Context and relevance

This study reframes how rapid-acting antidepressants work: rather than a single receptor target, a metabolically driven adenosine surge (engaging high-affinity A1/A2A receptors in the mPFC) mediates therapeutic action for ketamine and ECT. That matters because it offers a unifying, testable mechanism to guide safer drug design and noninvasive therapies. Using an optical sensor as a functional biomarker to triage ketamine derivatives is a pragmatic translational strategy—it decouples antidepressant efficacy from NMDAR antagonism and may reduce psychotomimetic liabilities. The aIH findings also point to repurposable, non-pharmacological approaches that raise adenosine without seizures. Clinically, factors that block adenosine signalling (for example, caffeine) could blunt these rapid treatments, and adenosine-focused interventions may be particularly relevant for treatment-resistant MDD.

Why should I read this?

Short answer: because this paper probably changes the playbook.
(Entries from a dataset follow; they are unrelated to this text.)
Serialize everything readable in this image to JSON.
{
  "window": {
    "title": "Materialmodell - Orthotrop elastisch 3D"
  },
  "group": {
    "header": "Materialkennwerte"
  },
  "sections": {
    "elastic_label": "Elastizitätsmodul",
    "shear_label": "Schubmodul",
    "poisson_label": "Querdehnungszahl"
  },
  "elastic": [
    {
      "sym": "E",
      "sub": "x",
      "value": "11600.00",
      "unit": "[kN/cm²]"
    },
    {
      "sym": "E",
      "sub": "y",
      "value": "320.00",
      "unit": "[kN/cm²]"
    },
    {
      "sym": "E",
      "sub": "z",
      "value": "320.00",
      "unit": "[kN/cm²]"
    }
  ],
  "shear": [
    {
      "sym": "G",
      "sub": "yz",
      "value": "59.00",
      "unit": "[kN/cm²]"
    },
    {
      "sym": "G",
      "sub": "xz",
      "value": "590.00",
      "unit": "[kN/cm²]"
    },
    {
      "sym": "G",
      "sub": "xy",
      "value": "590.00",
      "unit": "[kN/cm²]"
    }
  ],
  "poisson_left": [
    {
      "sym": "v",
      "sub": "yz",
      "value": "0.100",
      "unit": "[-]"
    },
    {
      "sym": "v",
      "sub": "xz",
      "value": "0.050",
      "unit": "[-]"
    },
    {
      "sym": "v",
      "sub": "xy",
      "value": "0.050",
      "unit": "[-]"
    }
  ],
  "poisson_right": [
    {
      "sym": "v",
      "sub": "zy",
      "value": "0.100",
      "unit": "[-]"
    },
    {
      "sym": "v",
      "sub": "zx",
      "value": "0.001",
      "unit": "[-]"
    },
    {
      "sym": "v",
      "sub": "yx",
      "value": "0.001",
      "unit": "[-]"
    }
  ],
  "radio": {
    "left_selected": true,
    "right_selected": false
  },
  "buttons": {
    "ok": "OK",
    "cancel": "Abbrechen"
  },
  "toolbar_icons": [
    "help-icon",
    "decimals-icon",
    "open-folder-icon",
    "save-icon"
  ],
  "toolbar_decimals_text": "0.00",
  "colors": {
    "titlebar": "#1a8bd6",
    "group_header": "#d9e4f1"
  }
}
Fancy sensors + clever pharmacology show a single neuromodulator — adenosine — ties together ketamine, ECT and even intermittent hypoxia. If you care about rapid antidepressants, mechanism-guided drug design or noninvasive therapies, the data here save you time: it points to actionable targets (A1/A2A in the mPFC), a biomarker you can use for screening, and potential clinical caveats (think caffeine). Read it for the experiments, skim for the translational takeaways.